Cistercian Monks of Tarrawarra
The Cistercian monks of Tarrawarra arrived at their beautiful location in Victoria’s Yarra Valley in 1954. They brought with them an ancient tradition of monastic living based on the 6th Century Rule of Saint Benedict. The name “Cistercian” derives from the ancient abbey of Cîteaux or Cisteaux in France where, in 1098, a stricter and more contemplative observance was initiated.
|Br Samuel is one of two deacons ordained by Bishop Les Tomlinson in the Abbey church, 14 May 2011. Photo: Min Jung Kong.|
The life of a modern Cistercian monk revolves around the celebration of the Liturgy of the Hours. Seven times daily the monks assemble in the Abbey church to sing the divine office and to open their hearts to God’s word. Community prayer is supplemented by long periods of sacred reading and personal prayer and by the quiet and recollected atmosphere of the monastery.
To support themselves the community operates a business which provides eucharistic breads to parishes and communities throughout Australia. The monks run a 400-hectare beef farm. The monastery also maintains a small guest house.
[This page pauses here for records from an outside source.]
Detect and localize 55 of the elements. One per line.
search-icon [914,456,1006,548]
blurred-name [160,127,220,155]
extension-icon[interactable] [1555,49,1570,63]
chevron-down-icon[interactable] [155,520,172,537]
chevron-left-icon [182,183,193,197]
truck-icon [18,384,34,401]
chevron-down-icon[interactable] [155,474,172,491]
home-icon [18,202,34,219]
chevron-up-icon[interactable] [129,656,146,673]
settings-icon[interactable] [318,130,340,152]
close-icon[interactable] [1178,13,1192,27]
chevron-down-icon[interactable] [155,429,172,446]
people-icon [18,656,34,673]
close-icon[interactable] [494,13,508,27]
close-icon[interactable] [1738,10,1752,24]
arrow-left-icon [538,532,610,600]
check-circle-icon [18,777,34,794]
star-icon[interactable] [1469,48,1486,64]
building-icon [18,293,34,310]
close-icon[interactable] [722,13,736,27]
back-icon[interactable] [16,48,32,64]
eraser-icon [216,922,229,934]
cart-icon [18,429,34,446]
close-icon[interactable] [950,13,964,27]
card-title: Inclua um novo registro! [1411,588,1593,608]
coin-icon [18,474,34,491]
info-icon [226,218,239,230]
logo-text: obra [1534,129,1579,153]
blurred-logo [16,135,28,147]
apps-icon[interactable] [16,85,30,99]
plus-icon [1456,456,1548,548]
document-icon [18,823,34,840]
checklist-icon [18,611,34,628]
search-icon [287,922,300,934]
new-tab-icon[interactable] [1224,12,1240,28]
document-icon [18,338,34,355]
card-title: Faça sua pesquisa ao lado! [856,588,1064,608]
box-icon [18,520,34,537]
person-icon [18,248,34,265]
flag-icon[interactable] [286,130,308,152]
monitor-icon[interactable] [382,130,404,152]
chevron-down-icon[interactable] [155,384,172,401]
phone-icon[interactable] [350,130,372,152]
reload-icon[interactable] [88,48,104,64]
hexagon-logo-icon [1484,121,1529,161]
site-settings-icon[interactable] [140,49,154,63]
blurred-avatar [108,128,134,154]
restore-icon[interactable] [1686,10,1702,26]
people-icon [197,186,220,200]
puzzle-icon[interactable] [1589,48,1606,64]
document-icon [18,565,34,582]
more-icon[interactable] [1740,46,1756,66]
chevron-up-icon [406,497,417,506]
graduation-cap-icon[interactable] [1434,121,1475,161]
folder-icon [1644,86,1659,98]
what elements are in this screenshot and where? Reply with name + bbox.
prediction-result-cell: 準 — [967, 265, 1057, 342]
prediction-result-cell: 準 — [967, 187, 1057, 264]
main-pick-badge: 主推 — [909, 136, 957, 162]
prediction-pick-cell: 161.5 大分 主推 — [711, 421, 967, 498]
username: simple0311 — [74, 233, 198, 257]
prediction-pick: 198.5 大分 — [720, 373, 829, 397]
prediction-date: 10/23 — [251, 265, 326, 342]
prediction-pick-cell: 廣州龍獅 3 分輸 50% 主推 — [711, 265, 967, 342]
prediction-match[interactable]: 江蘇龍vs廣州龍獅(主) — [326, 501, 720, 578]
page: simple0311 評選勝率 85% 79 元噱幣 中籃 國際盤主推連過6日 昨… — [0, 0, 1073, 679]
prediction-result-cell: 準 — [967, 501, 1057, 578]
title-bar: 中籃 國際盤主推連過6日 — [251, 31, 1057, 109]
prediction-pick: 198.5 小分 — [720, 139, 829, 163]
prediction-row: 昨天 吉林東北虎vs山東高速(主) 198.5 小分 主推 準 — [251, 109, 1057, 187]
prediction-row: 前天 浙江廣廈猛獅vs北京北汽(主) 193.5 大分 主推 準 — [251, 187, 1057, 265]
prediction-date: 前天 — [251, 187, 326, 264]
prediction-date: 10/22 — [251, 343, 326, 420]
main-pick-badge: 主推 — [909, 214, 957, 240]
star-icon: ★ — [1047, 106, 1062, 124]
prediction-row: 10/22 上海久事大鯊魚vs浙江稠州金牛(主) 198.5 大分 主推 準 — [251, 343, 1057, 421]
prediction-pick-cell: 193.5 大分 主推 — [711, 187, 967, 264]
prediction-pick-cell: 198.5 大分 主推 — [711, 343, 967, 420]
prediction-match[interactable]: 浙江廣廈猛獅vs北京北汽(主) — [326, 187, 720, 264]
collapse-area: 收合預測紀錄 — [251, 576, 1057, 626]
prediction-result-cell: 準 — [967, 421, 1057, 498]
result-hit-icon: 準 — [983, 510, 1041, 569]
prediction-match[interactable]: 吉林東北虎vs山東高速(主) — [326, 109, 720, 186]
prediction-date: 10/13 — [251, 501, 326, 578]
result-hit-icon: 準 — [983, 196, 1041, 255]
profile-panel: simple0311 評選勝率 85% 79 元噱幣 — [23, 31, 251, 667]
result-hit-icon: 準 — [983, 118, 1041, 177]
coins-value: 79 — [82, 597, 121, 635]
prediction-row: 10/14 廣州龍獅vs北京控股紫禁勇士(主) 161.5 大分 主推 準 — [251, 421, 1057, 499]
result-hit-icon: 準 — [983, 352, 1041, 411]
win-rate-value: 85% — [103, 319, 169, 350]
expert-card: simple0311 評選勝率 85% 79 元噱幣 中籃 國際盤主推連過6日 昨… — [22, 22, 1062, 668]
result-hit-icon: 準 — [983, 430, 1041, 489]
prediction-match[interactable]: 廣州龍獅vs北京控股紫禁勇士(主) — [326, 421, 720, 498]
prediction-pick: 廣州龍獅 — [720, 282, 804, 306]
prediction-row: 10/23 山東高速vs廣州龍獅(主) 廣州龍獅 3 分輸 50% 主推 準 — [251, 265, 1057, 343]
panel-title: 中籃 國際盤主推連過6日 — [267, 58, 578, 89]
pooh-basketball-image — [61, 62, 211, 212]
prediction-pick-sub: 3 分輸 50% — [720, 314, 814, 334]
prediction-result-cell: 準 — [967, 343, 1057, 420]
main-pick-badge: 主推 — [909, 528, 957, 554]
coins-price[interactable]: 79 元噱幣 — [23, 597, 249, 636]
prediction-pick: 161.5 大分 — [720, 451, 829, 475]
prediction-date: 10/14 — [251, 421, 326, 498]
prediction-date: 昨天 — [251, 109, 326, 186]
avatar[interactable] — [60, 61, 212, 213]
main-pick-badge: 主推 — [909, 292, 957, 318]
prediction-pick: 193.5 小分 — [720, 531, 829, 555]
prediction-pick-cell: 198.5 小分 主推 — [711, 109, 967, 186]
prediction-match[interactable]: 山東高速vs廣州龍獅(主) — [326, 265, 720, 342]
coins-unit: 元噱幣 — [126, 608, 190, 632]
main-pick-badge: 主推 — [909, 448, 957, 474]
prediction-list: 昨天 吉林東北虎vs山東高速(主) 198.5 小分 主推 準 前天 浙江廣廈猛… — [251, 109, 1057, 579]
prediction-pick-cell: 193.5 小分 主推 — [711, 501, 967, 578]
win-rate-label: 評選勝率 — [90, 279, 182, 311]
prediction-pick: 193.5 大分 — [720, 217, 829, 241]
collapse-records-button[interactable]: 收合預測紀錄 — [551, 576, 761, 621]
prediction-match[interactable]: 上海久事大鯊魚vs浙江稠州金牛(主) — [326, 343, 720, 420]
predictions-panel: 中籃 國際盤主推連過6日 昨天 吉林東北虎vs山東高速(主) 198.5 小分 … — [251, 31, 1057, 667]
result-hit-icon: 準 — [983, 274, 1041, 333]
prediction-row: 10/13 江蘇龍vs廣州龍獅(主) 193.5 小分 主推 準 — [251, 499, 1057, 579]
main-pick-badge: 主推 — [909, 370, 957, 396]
At the heart of every monastic vocation is the desire to seek God in the context of a disciplined life. The contemplative life is a long-term project which requires a generous heart and a balanced and sociable personality.
The role of the monk in the Church is, as Deacon Joseph Chua says, “to give witness in a concrete and radical way to humanity’s deepest aspiration for ultimate meaning.”
Abbot David Tomlins sums up Cistercian life thus: “It is a lifelong schooling in God’s amazing love through listening to God’s word in community and personal prayer in company with the brothers and guests. I also hear the challenge to share that love through deep respect, patience, forgiveness and self-forgetfulness. The monk is a work in progress.”